12:02: My roommate Paul remarks at the size of Giada's forehead. It is really big.

12:06: The ingredient is cranberries. Lot's of potential for hilariously awful Rachel Ray food there. Sadly I don't think Mario will let that happen.

12:15: Time out to watch Morel Orel. I wish I had TiVo

12:21: Totally worth it.

12:27: I'm disappointed that neither Ted Allen nor Jeffrey Steingarten are judges for this battle. I was hoping for some trash talk.

12:31: Its really hard to blog in real time.

12:34: Bobby Flay is using canned cranberry sauce.

12:35: Bobby Flay uses toast in every battle. I hate him.

12:35: Mario Batali takes some cranberry cocktails to the judges table. Huge surprise, the chairman decides to allow it. Just once I'd like to see him not allow something. Unfortunately that will never happen because he's clearly on all kinds of drugs in every episode.

12:45: Mario Batali is adding real, tasteless, smelless, paper thin gold to something. I don't know how I feel about this.

12:47: I've just noticed that this episode is going a half hour longer than normal. Kick ass.

12:55: The way that Bobby Flay disguises his complete lack of creativity with over elaborate plating is really transparent.

Rachel Ray's cranberry glazed pancetta wrapped sage stuffed jumbo prawns actually look pretty good.

1:04: The battle is over. Everyone finished with about 20 seconds to spare. I'm calling it for Mario and Rachel pre-judgement. I'm not sure how confident in that pick I am.

1:07: Judging begins.

1:10: Giada seems really nervous. She is not handling criticism from the flamboyantly gay judge very well. Ted Allen, your spirit lives on.
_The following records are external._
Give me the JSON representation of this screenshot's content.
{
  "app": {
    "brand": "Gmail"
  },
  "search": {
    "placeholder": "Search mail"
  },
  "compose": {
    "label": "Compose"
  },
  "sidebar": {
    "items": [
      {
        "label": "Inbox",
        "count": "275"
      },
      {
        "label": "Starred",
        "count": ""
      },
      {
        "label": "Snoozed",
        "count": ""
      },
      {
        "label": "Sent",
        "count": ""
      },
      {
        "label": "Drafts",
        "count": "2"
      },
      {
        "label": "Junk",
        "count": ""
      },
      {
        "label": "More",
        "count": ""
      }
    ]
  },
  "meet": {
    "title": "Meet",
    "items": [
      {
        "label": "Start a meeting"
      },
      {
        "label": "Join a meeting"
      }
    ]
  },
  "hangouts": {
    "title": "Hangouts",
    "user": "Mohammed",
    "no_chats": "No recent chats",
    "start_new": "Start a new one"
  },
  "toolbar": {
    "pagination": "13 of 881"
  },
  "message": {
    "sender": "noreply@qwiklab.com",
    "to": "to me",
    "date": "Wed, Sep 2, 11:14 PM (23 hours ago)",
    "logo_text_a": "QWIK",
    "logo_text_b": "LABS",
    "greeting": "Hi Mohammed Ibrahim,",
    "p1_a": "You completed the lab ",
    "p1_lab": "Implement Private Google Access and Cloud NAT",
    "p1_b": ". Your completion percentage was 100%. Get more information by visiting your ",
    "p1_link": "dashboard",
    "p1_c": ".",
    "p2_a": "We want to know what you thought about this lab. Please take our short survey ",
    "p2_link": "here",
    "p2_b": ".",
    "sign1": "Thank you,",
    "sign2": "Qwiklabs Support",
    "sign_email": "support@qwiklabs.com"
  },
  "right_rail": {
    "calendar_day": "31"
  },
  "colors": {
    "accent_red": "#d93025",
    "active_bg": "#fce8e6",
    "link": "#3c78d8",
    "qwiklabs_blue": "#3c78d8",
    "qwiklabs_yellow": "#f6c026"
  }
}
1:11: Why the hell is Mo Rocca a judge on this show so often? OMG he just said that Giada and Bobby "kind of look like Brad Pitt and Angelina Jolie so I'm going to call this dish cranngelina". Mo, I'm sorry I questioned you.

1:17: Rachel Ray is soooooooo not funny

1:25: Judging is finished and I think Bobby Flay and Giada have a slight edge. Should be close though.
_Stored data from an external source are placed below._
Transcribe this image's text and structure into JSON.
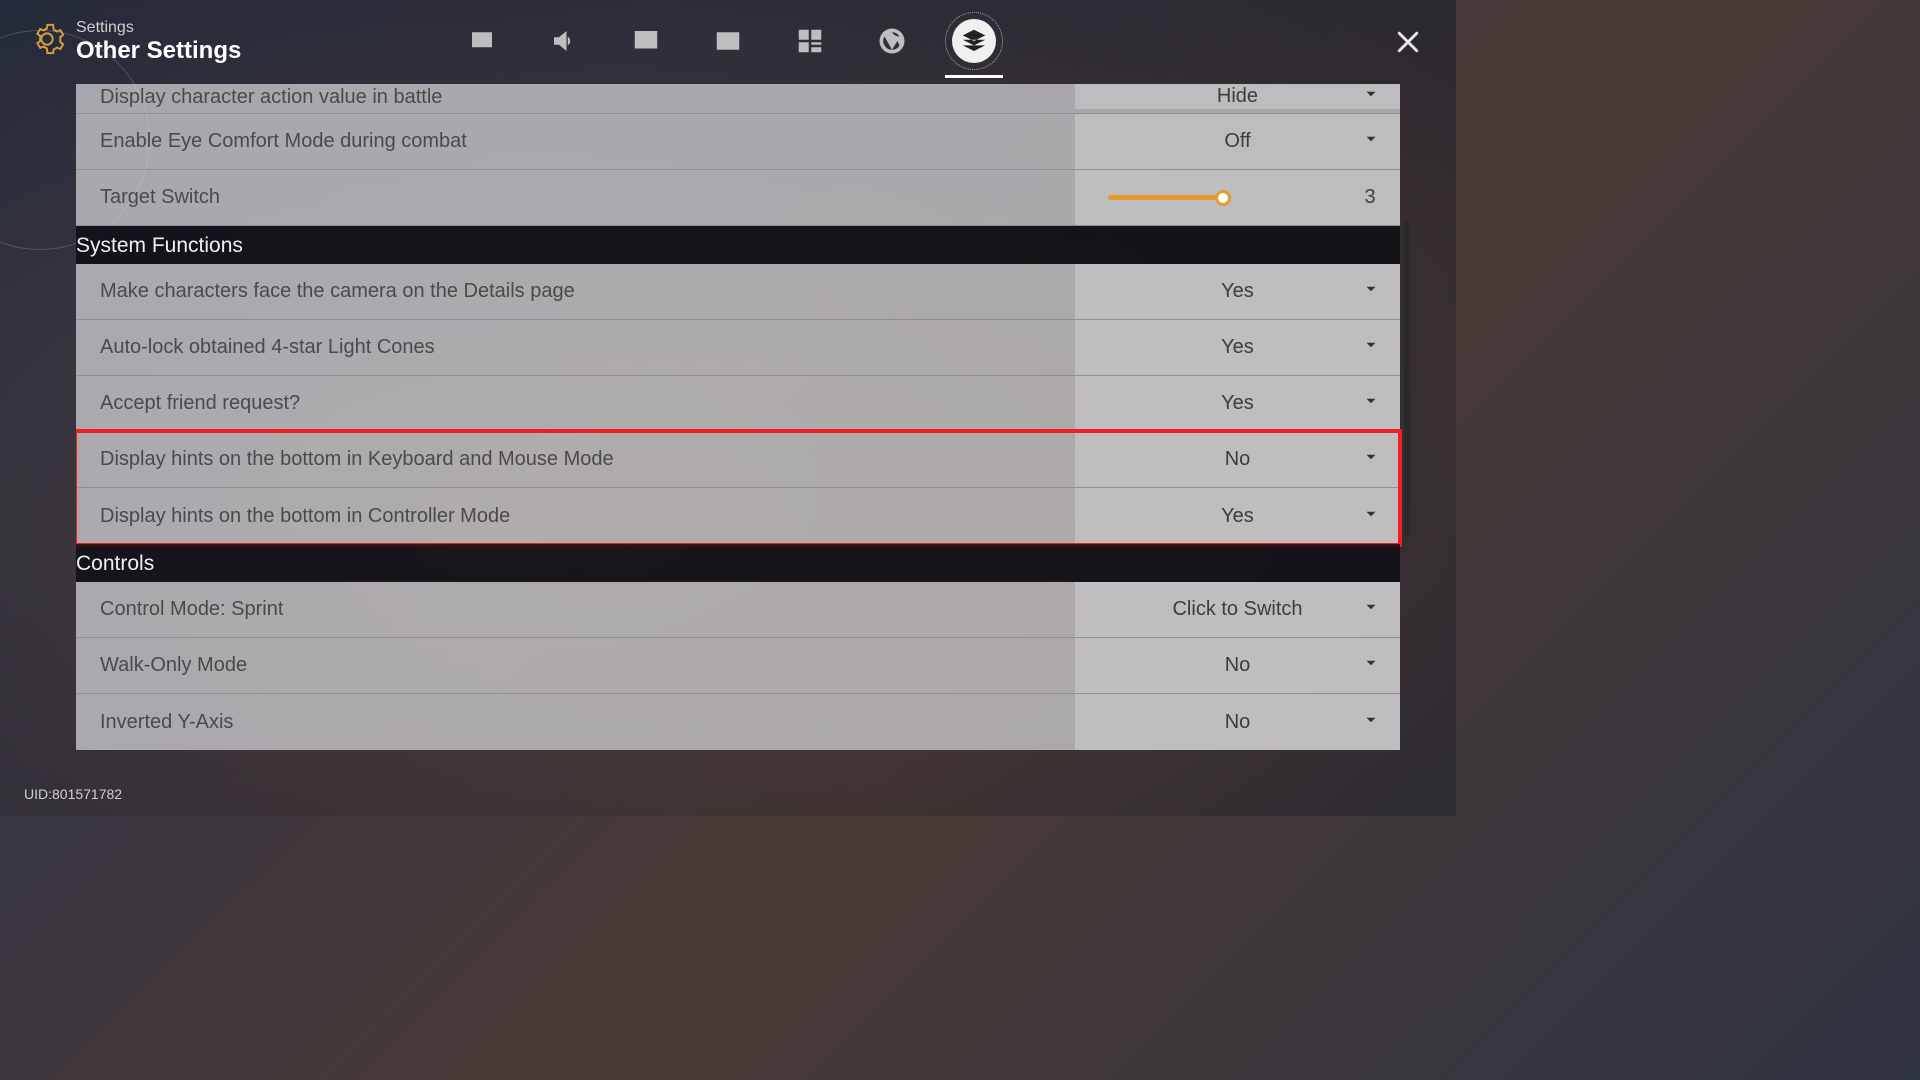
{
  "header": {
    "title_small": "Settings",
    "title_large": "Other Settings"
  },
  "tabs": [
    {
      "name": "display",
      "icon": "image-icon",
      "active": false
    },
    {
      "name": "audio",
      "icon": "speaker-icon",
      "active": false
    },
    {
      "name": "language",
      "icon": "language-icon",
      "active": false
    },
    {
      "name": "account",
      "icon": "id-card-icon",
      "active": false
    },
    {
      "name": "grid",
      "icon": "grid-icon",
      "active": false
    },
    {
      "name": "camera",
      "icon": "aperture-icon",
      "active": false
    },
    {
      "name": "other",
      "icon": "layers-icon",
      "active": true
    }
  ],
  "sections": [
    {
      "name": "combat_overflow",
      "title": null,
      "rows": [
        {
          "id": "action-value",
          "label": "Display character action value in battle",
          "type": "select",
          "value": "Hide",
          "clipped": true
        },
        {
          "id": "eye-comfort",
          "label": "Enable Eye Comfort Mode during combat",
          "type": "select",
          "value": "Off"
        },
        {
          "id": "target-switch",
          "label": "Target Switch",
          "type": "slider",
          "value": 3,
          "min": 1,
          "max": 5
        }
      ]
    },
    {
      "name": "system_functions",
      "title": "System Functions",
      "rows": [
        {
          "id": "face-camera",
          "label": "Make characters face the camera on the Details page",
          "type": "select",
          "value": "Yes"
        },
        {
          "id": "auto-lock-cones",
          "label": "Auto-lock obtained 4-star Light Cones",
          "type": "select",
          "value": "Yes"
        },
        {
          "id": "accept-friend",
          "label": "Accept friend request?",
          "type": "select",
          "value": "Yes"
        },
        {
          "id": "hints-kbm",
          "label": "Display hints on the bottom in Keyboard and Mouse Mode",
          "type": "select",
          "value": "No",
          "highlight": true
        },
        {
          "id": "hints-controller",
          "label": "Display hints on the bottom in Controller Mode",
          "type": "select",
          "value": "Yes",
          "highlight": true
        }
      ]
    },
    {
      "name": "controls",
      "title": "Controls",
      "rows": [
        {
          "id": "control-sprint",
          "label": "Control Mode: Sprint",
          "type": "select",
          "value": "Click to Switch"
        },
        {
          "id": "walk-only",
          "label": "Walk-Only Mode",
          "type": "select",
          "value": "No"
        },
        {
          "id": "inverted-y",
          "label": "Inverted Y-Axis",
          "type": "select",
          "value": "No"
        }
      ]
    }
  ],
  "footer": {
    "uid_label": "UID:",
    "uid_value": "801571782"
  }
}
1:27 The winner is: Mario and Rachel. I should have known better than to pick Bobby Flay over Mario Batali even if he's partnered with Rachel Ray. Giada looks really pissed. In a perfect world the winning team would be challenged by Sandra Lee and Morimoto. Sigh. I think it's interesting that they didn't show the scores like after most battles. Maybe it wasn't so close after all?


Anonymous Dad said...

This was the best post I've seen at this blog. Actually kept me wanting to read all the way to the end. Maybe this is the start of a new genre...summaries of shlock tv with entertaining commentary. We need a word for it. How about "foom"? People could create whole blogs just dedicated to foom. My 'Survivor' foom site...

Also, someone actually clicked the link you made to "Dad's site" - thanks for including that. Gives me confidence.

9:53 AM  
Blogger Julian said...

Its not really my idea. many others have done similar things before me.